While Chinese political theory appeared to recognize states as having fixed borders that needed to be defended and, ideally, expanded, Southeast Asian political formations influenced by Hindu-Buddhism, including those in ancient Philippines, have been described by scholars (informed by Indian philosopher Kautilya’s 350 BC treatise on statecraft) as mandalas that emphasized relationships, rather than territorial borders (they sometimes overlapped), and where power became more diffuse the further one looked from the polity’s political center.
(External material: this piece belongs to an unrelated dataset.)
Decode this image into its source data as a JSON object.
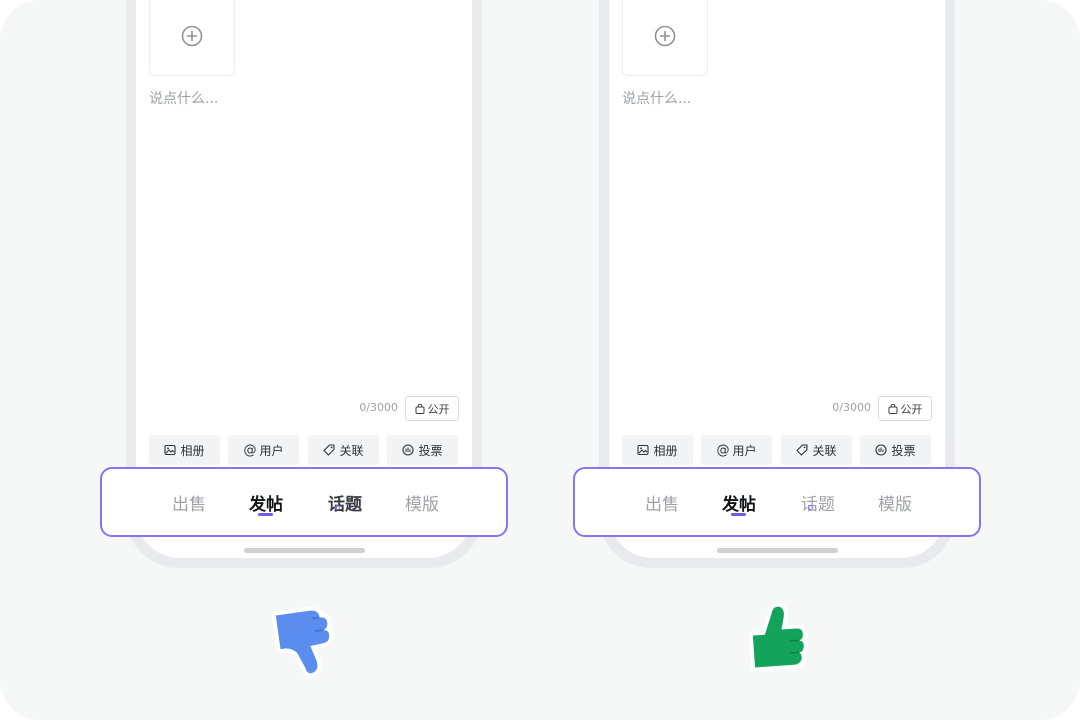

Image and caption from Wikipedia on mandala (political model)

Cultural

As stated above, in Nusantara or the Malay island world (in which I include the Philippines), as in many Polynesian islands and Indian Ocean islands where our ancestors migrated using balangays (boats for long-range navigation without the use of compass), reciprocity and egalitarianism are valued over hierarchy (which Chinese Confucians promoted in the form of filial relationships extending even between rulers and individuals); moreover, the Philippines’ island groups generally have maintained cultures of openness to new ideas coming from the seas, and were able to adopt and localize ideas on humanism and liberalism (but also communitarianism/socialism) learned from foreign cultures to wage a shared struggle against colonialism and achieve freedoms and forge our own brand of national identity and culture that (often, not always) respects- rather than fears — cultural diversity and discussions to achieve consensus on a national scale.

Image of a Visayan double-outrigger balangay from Wikipedia on balangay

In delving into the Philippines’ deep past for personally relevant contexts to China’s many dynasties, cultures, and languages, the author takes inspiration from the late 19th c. Filipino National Hero Jose Rizal’s annotations to Dr. Antonio Morga’s Sucesos de las Islas Filipinas (1609).